Third, proximity encourages interactions. In compact cities, people can more easily learn from each other and exchange ideas, thereby stimulating innovation. Evidence from Germany, Mexico, Spain, the United Kingdom and the United States suggests that doubling a city’s population is associated with a roughly 2-5 percent improvement in productivity for every resident.
What Are the Barriers to Compact Growth?
Millions of urban dwellers live in private houses with their own gardens and private cars. Millions more aspire to this type of lifestyle. This cultural norm is reinforced by economic drivers, such as the lower cost of land around the urban periphery and tax policies that favor single-family dwellings.
But once housing and infrastructure have been built, it is extremely difficult to change a city’s design. The infrastructure and urban planning decisions made today can lock cities in to carbon-intensive growth patterns.
Perhaps the biggest challenge to breaking these locks is mobilizing the huge investments required to build or change transport networks.

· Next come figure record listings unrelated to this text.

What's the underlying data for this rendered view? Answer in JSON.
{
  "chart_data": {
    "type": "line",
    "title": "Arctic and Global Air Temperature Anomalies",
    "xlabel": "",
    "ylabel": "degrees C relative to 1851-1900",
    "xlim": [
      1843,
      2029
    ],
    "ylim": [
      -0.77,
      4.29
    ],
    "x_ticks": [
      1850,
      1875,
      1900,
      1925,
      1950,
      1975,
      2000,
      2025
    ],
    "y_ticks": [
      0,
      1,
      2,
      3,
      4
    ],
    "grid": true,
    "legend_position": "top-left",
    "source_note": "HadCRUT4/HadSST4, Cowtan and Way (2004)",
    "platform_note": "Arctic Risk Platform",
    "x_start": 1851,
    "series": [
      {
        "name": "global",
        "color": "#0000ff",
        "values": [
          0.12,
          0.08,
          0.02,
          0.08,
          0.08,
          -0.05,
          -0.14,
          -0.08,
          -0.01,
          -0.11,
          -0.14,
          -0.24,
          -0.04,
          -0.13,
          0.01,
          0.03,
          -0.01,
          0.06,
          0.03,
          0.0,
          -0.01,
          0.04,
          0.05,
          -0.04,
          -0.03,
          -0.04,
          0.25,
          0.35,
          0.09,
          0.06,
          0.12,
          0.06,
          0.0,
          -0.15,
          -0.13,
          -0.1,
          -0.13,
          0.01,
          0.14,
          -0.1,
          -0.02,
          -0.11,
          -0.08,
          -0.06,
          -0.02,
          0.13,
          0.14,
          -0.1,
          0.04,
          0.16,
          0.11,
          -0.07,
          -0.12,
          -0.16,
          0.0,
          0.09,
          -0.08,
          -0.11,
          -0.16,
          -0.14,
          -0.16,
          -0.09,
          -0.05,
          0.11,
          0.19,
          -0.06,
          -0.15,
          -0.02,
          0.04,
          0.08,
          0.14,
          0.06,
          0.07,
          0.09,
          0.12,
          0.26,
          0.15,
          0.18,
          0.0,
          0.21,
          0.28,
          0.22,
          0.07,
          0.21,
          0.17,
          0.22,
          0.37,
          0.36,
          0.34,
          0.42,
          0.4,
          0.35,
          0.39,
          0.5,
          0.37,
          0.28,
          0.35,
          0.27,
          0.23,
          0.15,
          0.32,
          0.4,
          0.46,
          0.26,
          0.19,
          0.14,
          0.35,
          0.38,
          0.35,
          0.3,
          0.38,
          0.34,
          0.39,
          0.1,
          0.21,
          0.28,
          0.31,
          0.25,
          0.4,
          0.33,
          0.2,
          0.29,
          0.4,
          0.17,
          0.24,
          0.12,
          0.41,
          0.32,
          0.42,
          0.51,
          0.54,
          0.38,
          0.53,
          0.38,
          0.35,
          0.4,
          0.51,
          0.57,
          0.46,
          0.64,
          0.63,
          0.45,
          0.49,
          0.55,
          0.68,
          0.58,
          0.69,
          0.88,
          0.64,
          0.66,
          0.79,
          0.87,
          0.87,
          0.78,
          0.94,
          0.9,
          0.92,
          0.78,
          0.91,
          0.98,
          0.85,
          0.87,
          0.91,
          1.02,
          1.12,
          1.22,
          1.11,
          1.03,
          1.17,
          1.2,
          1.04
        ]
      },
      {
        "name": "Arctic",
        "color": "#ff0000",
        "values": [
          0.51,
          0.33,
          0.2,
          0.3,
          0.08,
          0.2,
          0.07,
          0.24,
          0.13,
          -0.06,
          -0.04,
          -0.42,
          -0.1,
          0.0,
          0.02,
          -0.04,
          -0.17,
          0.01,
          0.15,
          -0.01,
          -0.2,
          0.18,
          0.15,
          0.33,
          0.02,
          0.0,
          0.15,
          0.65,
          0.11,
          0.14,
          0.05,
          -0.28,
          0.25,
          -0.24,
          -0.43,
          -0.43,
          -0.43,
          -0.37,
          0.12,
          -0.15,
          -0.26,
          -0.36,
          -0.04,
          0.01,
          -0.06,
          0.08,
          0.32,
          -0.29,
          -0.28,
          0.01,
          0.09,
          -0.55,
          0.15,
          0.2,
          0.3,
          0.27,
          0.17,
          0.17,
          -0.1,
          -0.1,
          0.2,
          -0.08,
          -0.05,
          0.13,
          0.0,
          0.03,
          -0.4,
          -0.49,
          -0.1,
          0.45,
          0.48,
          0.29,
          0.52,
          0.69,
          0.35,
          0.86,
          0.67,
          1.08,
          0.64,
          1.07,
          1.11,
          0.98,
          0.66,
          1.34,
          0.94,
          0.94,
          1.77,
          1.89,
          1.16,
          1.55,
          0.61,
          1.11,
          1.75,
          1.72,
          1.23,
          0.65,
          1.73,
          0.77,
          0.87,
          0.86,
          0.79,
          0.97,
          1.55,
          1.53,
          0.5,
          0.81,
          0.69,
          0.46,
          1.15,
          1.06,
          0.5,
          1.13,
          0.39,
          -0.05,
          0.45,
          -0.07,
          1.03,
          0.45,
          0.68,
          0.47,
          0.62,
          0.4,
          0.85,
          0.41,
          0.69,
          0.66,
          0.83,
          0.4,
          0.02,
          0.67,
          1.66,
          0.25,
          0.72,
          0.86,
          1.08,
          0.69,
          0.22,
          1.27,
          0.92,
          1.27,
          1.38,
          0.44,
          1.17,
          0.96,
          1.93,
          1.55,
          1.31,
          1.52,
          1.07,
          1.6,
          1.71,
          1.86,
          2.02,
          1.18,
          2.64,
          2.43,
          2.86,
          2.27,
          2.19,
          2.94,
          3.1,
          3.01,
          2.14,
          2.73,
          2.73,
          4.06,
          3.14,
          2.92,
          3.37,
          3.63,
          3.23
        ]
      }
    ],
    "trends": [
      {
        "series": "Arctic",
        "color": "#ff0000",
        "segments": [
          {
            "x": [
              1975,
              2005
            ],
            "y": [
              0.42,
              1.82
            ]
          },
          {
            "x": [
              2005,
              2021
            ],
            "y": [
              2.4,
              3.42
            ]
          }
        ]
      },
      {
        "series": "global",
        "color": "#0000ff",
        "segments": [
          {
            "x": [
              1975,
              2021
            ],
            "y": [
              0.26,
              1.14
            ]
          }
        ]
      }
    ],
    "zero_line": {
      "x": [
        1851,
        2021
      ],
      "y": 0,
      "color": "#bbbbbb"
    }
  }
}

Once a city has highways, it is cheaper to extend them than to replace them with trains, for example.
Cities in North America and Australia depend most heavily on private cars. People living in these cities consequently have very high carbon footprints.
Large cities in Latin America and Europe have a high share of people moving around by public transport. Latin America has long been a pioneer in public transport, from the bus rapid transit network of Curitiba to the cable car system in Medellín. And European cities have benefited from a dense urban core that pre-dates the development of the car.
Cities in Asia and Africa see very high numbers of urban residents walking or cycling. This is often a function of poverty: Many people cannot afford the bus fare, let alone a car ride.
How Can Cities Achieve More Compact Growth?
To achieve greater compactness, established cities like Sydney and San Francisco will need to find ways to move people out of cars and into other modes, like public transport, bicycling and even walking. This will involve retrofitting or replacing much of their infrastructure. Private electric vehicles might also help these cities reduce their carbon footprints, but they won’t deliver the wider economic gains associated with higher density.
Fast-growing cities like Dhaka and Dar es Salaam will need to steer infrastructure investments toward more compact and inclusive growth. Building pedestrian walkways and cycling lanes for commuters can hugely reduce the risk of traffic injuries, for example, while laying the foundations for a compact, connected city.
Transport investments are more effective with complementary national policies. Governments will need to reform spatial plans, building codes and tax incentives to discourage sprawl. And they’ll need to do this while avoiding the displacement of low-income or other marginalized urban residents as inner-city areas become more attractive.
The next decade is a “unique use-it-or-lose-it moment in economic history,” according to the New Climate Economy report. More than $90 trillion is expected to be invested in infrastructure between now and 2030, much of it in cities. It will not be enough just to install a few solar panels, retrofit a few buildings or recycle a few more newspapers. Cities need radical structural changes to achieve low-carbon growth – and they need them soon.